Arose and breakfasted, the day bleak and rainy. I consequently remained at home throughout. I spent the morning in reading the novel of the Inheritance and finished it, having been pretty assiduous, since my commencement. It is an amusing book, abounding in light touches of nature but too prosing. Much of the dialogue might be condensed without trouble and less of Miss Waddel, Miss Larkinses and Miss Pratt would be agreable. The close also is too abrupt. We are not made to partake enough of Gertrude’s feelings, and poor Lyndsay appears to be rather rewarded as a faithful servant than an affectionate lover. She is the most natural character for a woman in the book and has but little to recommend her in the mean time. The fact is, women as they are, are generally commonplace. Virtue is not a subject to write novels with, as it must be confessed, virtuous women are insipid and vicious ones disgusting. The style of fashion which surrounds her reminds me of the only fashionable woman I know, which is my mother. The most pleasing woman without hesitation, I will say it, that in this country I have ever met with.

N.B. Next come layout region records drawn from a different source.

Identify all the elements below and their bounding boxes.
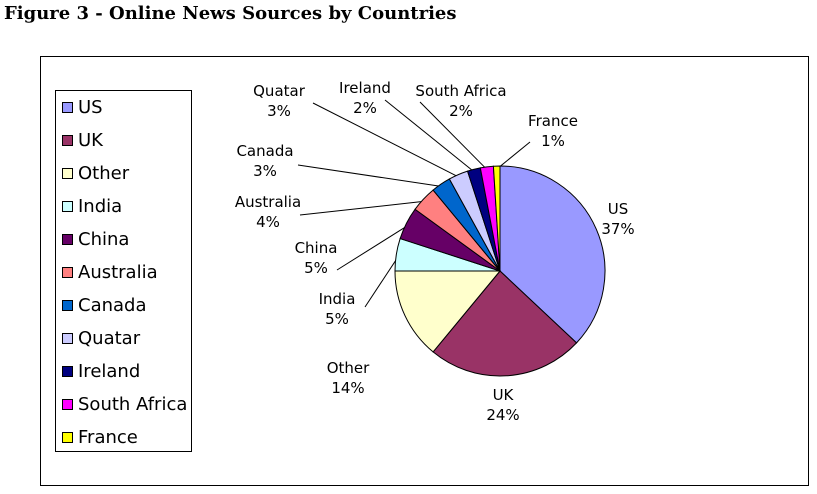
legend-item-china: China bbox=[62, 227, 129, 251]
legend-label: Canada bbox=[78, 294, 147, 316]
slice-label-category: US bbox=[608, 200, 629, 218]
legend-item-us: US bbox=[62, 95, 103, 119]
legend-swatch bbox=[62, 233, 73, 245]
legend-item-australia: Australia bbox=[62, 260, 158, 284]
slice-label-value: 5% bbox=[325, 310, 349, 328]
legend-label: India bbox=[78, 195, 123, 217]
legend-swatch bbox=[62, 365, 73, 377]
slice-label-category: Other bbox=[327, 359, 370, 377]
legend-item-france: France bbox=[62, 425, 138, 449]
legend-item-other: Other bbox=[62, 161, 129, 185]
slice-label-value: 4% bbox=[256, 213, 280, 231]
legend-label: South Africa bbox=[78, 393, 188, 415]
legend-item-uk: UK bbox=[62, 128, 103, 152]
pie-slice-uk bbox=[432, 270, 578, 377]
legend-swatch bbox=[62, 398, 73, 410]
legend-label: Quatar bbox=[78, 327, 141, 349]
slice-label-category: South Africa bbox=[415, 82, 506, 100]
legend-item-quatar: Quatar bbox=[62, 326, 140, 350]
slice-label-value: 5% bbox=[304, 259, 328, 277]
slice-label-category: China bbox=[295, 239, 338, 257]
legend-swatch bbox=[62, 332, 73, 344]
legend-swatch bbox=[62, 101, 73, 113]
legend-swatch bbox=[62, 431, 73, 443]
pie-slice-us bbox=[499, 165, 606, 344]
slice-label-value: 14% bbox=[331, 379, 364, 397]
slice-label-category: Australia bbox=[235, 193, 301, 211]
slice-label-value: 2% bbox=[353, 99, 377, 117]
slice-label-value: 2% bbox=[449, 102, 473, 120]
legend-item-ireland: Ireland bbox=[62, 359, 140, 383]
legend-label: US bbox=[78, 96, 103, 118]
leader-line bbox=[364, 254, 400, 308]
leader-line bbox=[297, 164, 443, 188]
figure-title: Figure 3 - Online News Sources by Countr… bbox=[4, 3, 457, 24]
legend-label: Australia bbox=[78, 261, 158, 283]
leader-line bbox=[496, 141, 531, 170]
legend-swatch bbox=[62, 134, 73, 146]
legend-label: China bbox=[78, 228, 130, 250]
leader-line bbox=[419, 101, 488, 171]
legend-swatch bbox=[62, 200, 73, 212]
leader-line bbox=[312, 102, 460, 178]
leader-line bbox=[336, 224, 410, 271]
legend-swatch bbox=[62, 266, 73, 278]
chart-legend: US UK Other India China Australia Canada Quatar… bbox=[55, 90, 192, 452]
pie-slice-france bbox=[492, 165, 501, 272]
slice-label-category: Canada bbox=[236, 142, 293, 160]
legend-item-south-africa: South Africa bbox=[62, 392, 187, 416]
leader-line bbox=[384, 99, 475, 173]
legend-swatch bbox=[62, 299, 73, 311]
slice-label-category: Quatar bbox=[253, 82, 306, 100]
slice-label-category: Ireland bbox=[339, 79, 391, 97]
slice-label-value: 24% bbox=[486, 406, 519, 424]
slice-label-value: 3% bbox=[253, 162, 277, 180]
legend-item-canada: Canada bbox=[62, 293, 147, 317]
pie-slice-other bbox=[394, 270, 502, 353]
legend-label: France bbox=[78, 426, 138, 448]
legend-swatch bbox=[62, 167, 73, 179]
slice-label-category: France bbox=[528, 112, 578, 130]
slice-label-category: India bbox=[319, 290, 356, 308]
slice-label-category: UK bbox=[493, 386, 515, 404]
legend-label: Ireland bbox=[78, 360, 141, 382]
legend-label: Other bbox=[78, 162, 130, 184]
legend-label: UK bbox=[78, 129, 103, 151]
slice-label-value: 1% bbox=[541, 132, 565, 150]
slice-label-value: 3% bbox=[267, 102, 291, 120]
leader-line bbox=[299, 200, 426, 216]
slice-label-value: 37% bbox=[601, 220, 634, 238]
legend-item-india: India bbox=[62, 194, 122, 218]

Could I meet with such a woman in future life, I think I might be tempted to depart from my rule of life. It appears to me I see others so foolish in their choice, it would be better for me to leave a choice in the hands of my parents, who would judge better for me than I could. I have been exceedingly addicted to castle building of late, the worst thing that can possibly befal a young man. Much company here this morning to see my father, in spite of all the rain.

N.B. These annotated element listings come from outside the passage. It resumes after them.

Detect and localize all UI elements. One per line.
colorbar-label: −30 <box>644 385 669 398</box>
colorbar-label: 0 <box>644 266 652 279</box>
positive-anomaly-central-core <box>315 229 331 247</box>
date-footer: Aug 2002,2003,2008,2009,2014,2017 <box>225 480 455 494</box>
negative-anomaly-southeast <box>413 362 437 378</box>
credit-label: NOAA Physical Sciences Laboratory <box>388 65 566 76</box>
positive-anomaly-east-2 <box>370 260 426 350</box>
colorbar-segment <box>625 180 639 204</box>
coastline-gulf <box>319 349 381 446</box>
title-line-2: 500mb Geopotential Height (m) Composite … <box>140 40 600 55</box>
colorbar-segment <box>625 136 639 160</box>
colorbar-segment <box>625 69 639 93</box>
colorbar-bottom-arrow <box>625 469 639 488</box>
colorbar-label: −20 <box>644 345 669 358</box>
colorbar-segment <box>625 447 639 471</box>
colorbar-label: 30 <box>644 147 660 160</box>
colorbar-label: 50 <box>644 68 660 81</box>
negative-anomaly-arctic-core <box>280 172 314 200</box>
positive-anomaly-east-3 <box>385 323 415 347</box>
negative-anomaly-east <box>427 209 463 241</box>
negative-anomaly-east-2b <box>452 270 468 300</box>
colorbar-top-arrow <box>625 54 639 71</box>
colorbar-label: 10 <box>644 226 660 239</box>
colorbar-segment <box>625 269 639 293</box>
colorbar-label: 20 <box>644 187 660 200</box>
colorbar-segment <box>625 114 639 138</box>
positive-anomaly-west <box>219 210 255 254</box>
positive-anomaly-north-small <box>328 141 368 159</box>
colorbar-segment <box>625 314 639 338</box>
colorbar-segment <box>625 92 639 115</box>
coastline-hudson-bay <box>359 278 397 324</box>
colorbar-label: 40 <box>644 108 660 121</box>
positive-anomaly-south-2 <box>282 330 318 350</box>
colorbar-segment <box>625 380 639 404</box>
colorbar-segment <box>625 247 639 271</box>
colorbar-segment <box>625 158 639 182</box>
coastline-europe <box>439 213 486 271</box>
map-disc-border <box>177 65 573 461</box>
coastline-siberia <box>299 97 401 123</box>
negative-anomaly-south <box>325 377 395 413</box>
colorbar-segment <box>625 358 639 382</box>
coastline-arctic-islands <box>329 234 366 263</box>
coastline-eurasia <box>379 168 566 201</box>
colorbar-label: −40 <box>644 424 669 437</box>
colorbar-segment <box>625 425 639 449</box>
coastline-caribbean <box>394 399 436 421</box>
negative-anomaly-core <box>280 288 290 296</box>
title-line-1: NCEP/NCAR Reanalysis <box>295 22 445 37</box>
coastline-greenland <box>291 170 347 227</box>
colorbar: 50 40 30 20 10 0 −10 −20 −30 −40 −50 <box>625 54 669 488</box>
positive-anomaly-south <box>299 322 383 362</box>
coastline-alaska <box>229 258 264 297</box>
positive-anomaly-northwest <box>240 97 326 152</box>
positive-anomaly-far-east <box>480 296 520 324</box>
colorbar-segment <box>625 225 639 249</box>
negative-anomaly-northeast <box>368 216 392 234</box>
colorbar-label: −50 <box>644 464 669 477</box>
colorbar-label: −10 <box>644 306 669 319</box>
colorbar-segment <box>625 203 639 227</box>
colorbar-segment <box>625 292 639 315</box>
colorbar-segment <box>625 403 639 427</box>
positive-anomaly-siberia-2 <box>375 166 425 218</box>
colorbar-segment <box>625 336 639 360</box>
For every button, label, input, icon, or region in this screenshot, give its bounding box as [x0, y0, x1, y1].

In the afternoon, I wrote my Journal and the rest of the time was spent in the delightful company of my mother. She is not well today, but as lively as possible. My Grandfather uncommonly strong. I also finished my letter to John,1
making about six pages in all and I hope he will be satisfied. If he reads it all, I shall think him more patient
than I now believe him to be. We were all engaged to go to Mrs. Quincy’s this Evening but the rain was so exceedingly heavy that we all determined not to go. Monsieur Degrand came out in the middle and had as usual a talk with my Father. I spent the Evening upstairs with my Grandfather and my Mother, as usual, and had a pleasant time. I am sometimes in a very cheerful state when I hear the Storm, particularly when I have a pleasant family circle, but although this is just passable, I was satisfied and retired early. X:20.